On Reihan’s recommendation, I read Stephen Biddle’s tentative, diffident, hedged defense of the war in Afghanistan, in which he admits that continuing our counterinsurgency campaign in the Hindu Kush is not an easy case to make (hence the old “title phrased as a question” cop-out). Biddle, senior fellow for defense policy at the CFR, says “the war is a close call on the merits,” but follows that with perhaps the least stirring call to arms in recorded history: “failure is not inevitable.”

I’m willing to accept that we need a class of civilian military analysts along with our political leaders (to whom we assign moral responsibility for the exercise of power) and our military (whom we expect, rightly, to complete the mission they are given). I’ll accept for the moment that the complexity of modern security demands a special technocratic layer between warriors and their political leaders. Even so, is it too much to ask the academics of war to pay lip service to the unique moral burden of military decisions? To regard casualties as more than a political obstacle?

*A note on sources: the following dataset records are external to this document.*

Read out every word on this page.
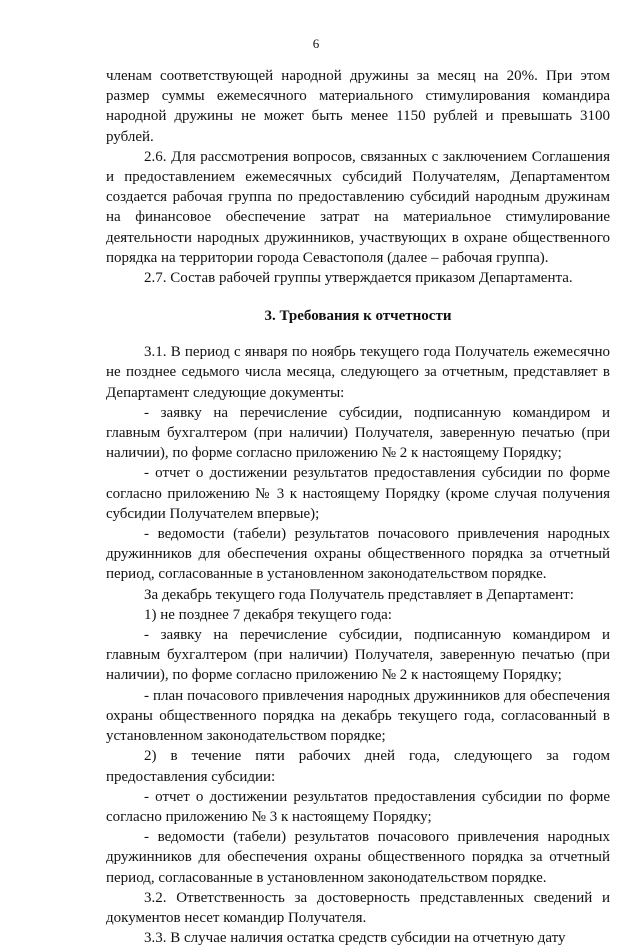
6

членам соответствующей народной дружины за месяц на 20%. При этом размер суммы ежемесячного материального стимулирования командира народной дружины не может быть менее 1150 рублей и превышать 3100 рублей.

2.6. Для рассмотрения вопросов, связанных с заключением Соглашения и предоставлением ежемесячных субсидий Получателям, Департаментом создается рабочая группа по предоставлению субсидий народным дружинам на финансовое обеспечение затрат на материальное стимулирование деятельности народных дружинников, участвующих в охране общественного порядка на территории города Севастополя (далее – рабочая группа).

2.7. Состав рабочей группы утверждается приказом Департамента.

3. Требования к отчетности

3.1. В период с января по ноябрь текущего года Получатель ежемесячно не позднее седьмого числа месяца, следующего за отчетным, представляет в Департамент следующие документы:

- заявку на перечисление субсидии, подписанную командиром и главным бухгалтером (при наличии) Получателя, заверенную печатью (при наличии), по форме согласно приложению № 2 к настоящему Порядку;

- отчет о достижении результатов предоставления субсидии по форме согласно приложению № 3 к настоящему Порядку (кроме случая получения субсидии Получателем впервые);

- ведомости (табели) результатов почасового привлечения народных дружинников для обеспечения охраны общественного порядка за отчетный период, согласованные в установленном законодательством порядке.

За декабрь текущего года Получатель представляет в Департамент:

1) не позднее 7 декабря текущего года:

- заявку на перечисление субсидии, подписанную командиром и главным бухгалтером (при наличии) Получателя, заверенную печатью (при наличии), по форме согласно приложению № 2 к настоящему Порядку;

- план почасового привлечения народных дружинников для обеспечения охраны общественного порядка на декабрь текущего года, согласованный в установленном законодательством порядке;

2) в течение пяти рабочих дней года, следующего за годом предоставления субсидии:

- отчет о достижении результатов предоставления субсидии по форме согласно приложению № 3 к настоящему Порядку;

- ведомости (табели) результатов почасового привлечения народных дружинников для обеспечения охраны общественного порядка за отчетный период, согласованные в установленном законодательством порядке.

3.2. Ответственность за достоверность представленных сведений и документов несет командир Получателя.

3.3. В случае наличия остатка средств субсидии на отчетную дату
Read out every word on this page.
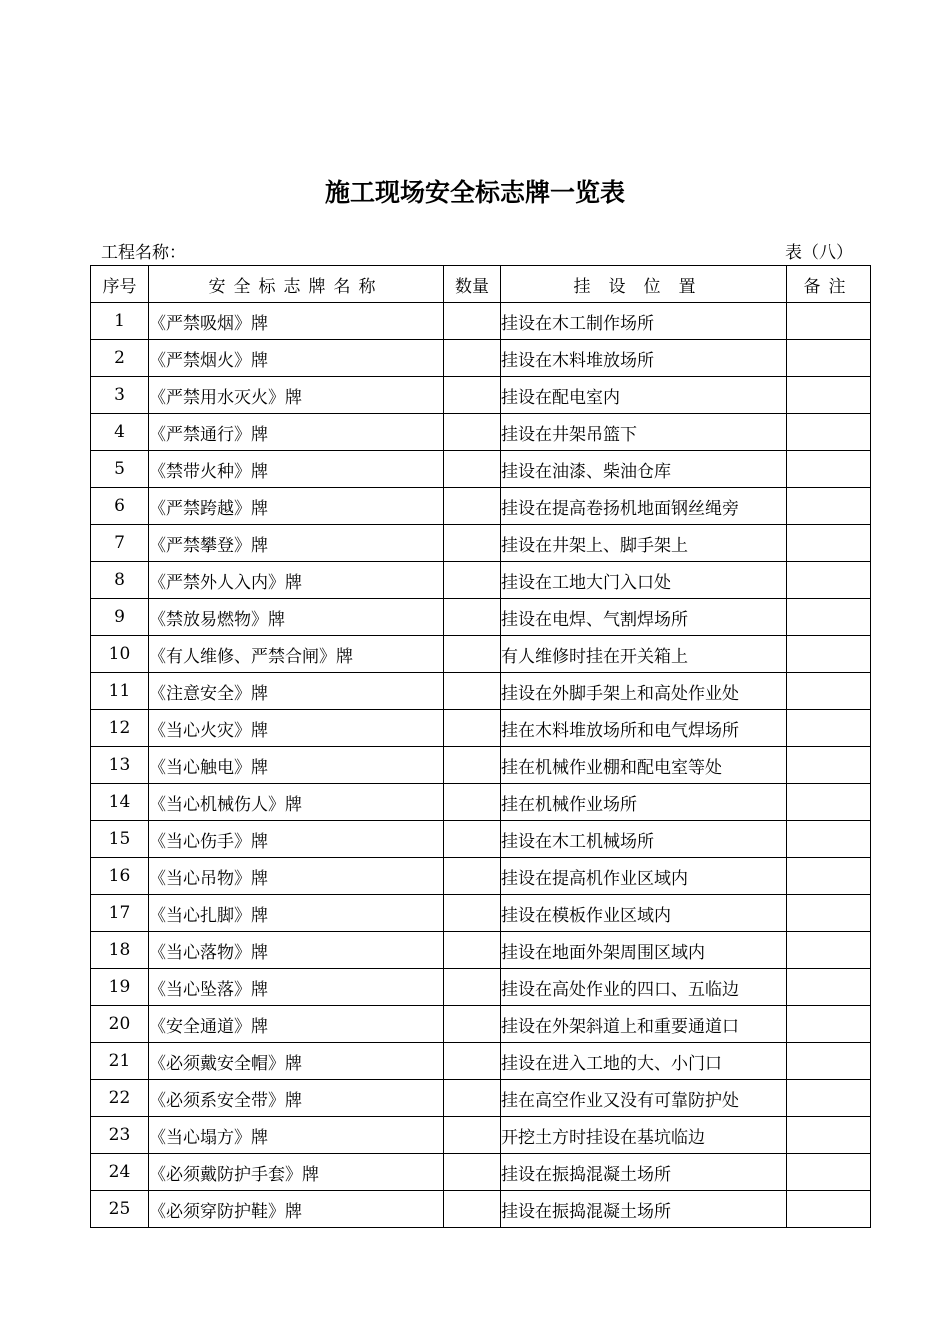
施工现场安全标志牌一览表
工程名称：	表（八）
序号	安全标志牌名称	数量	挂设位置	备注
1	《严禁吸烟》牌		挂设在木工制作场所	
2	《严禁烟火》牌		挂设在木料堆放场所	
3	《严禁用水灭火》牌		挂设在配电室内	
4	《严禁通行》牌		挂设在井架吊篮下	
5	《禁带火种》牌		挂设在油漆、柴油仓库	
6	《严禁跨越》牌		挂设在提高卷扬机地面钢丝绳旁	
7	《严禁攀登》牌		挂设在井架上、脚手架上	
8	《严禁外人入内》牌		挂设在工地大门入口处	
9	《禁放易燃物》牌		挂设在电焊、气割焊场所	
10	《有人维修、严禁合闸》牌		有人维修时挂在开关箱上	
11	《注意安全》牌		挂设在外脚手架上和高处作业处	
12	《当心火灾》牌		挂在木料堆放场所和电气焊场所	
13	《当心触电》牌		挂在机械作业棚和配电室等处	
14	《当心机械伤人》牌		挂在机械作业场所	
15	《当心伤手》牌		挂设在木工机械场所	
16	《当心吊物》牌		挂设在提高机作业区域内	
17	《当心扎脚》牌		挂设在模板作业区域内	
18	《当心落物》牌		挂设在地面外架周围区域内	
19	《当心坠落》牌		挂设在高处作业的四口、五临边	
20	《安全通道》牌		挂设在外架斜道上和重要通道口	
21	《必须戴安全帽》牌		挂设在进入工地的大、小门口	
22	《必须系安全带》牌		挂在高空作业又没有可靠防护处	
23	《当心塌方》牌		开挖土方时挂设在基坑临边	
24	《必须戴防护手套》牌		挂设在振捣混凝土场所	
25	《必须穿防护鞋》牌		挂设在振捣混凝土场所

If arguing for your war of choice involves all of the following: describing it as “costly, risky and worth waging—but only barely so;” calculating “a net cost-benefit calculus perilously close to a wash;” resigning yourself to “a war whose merits skirt the margin of being worthwhile;” eschewing “clarion calls to great sacrifice for transcendent purpose;” you do not actually have a case for war. You have a policy proposal. I hope that our politicians and our generals alike can tell the difference.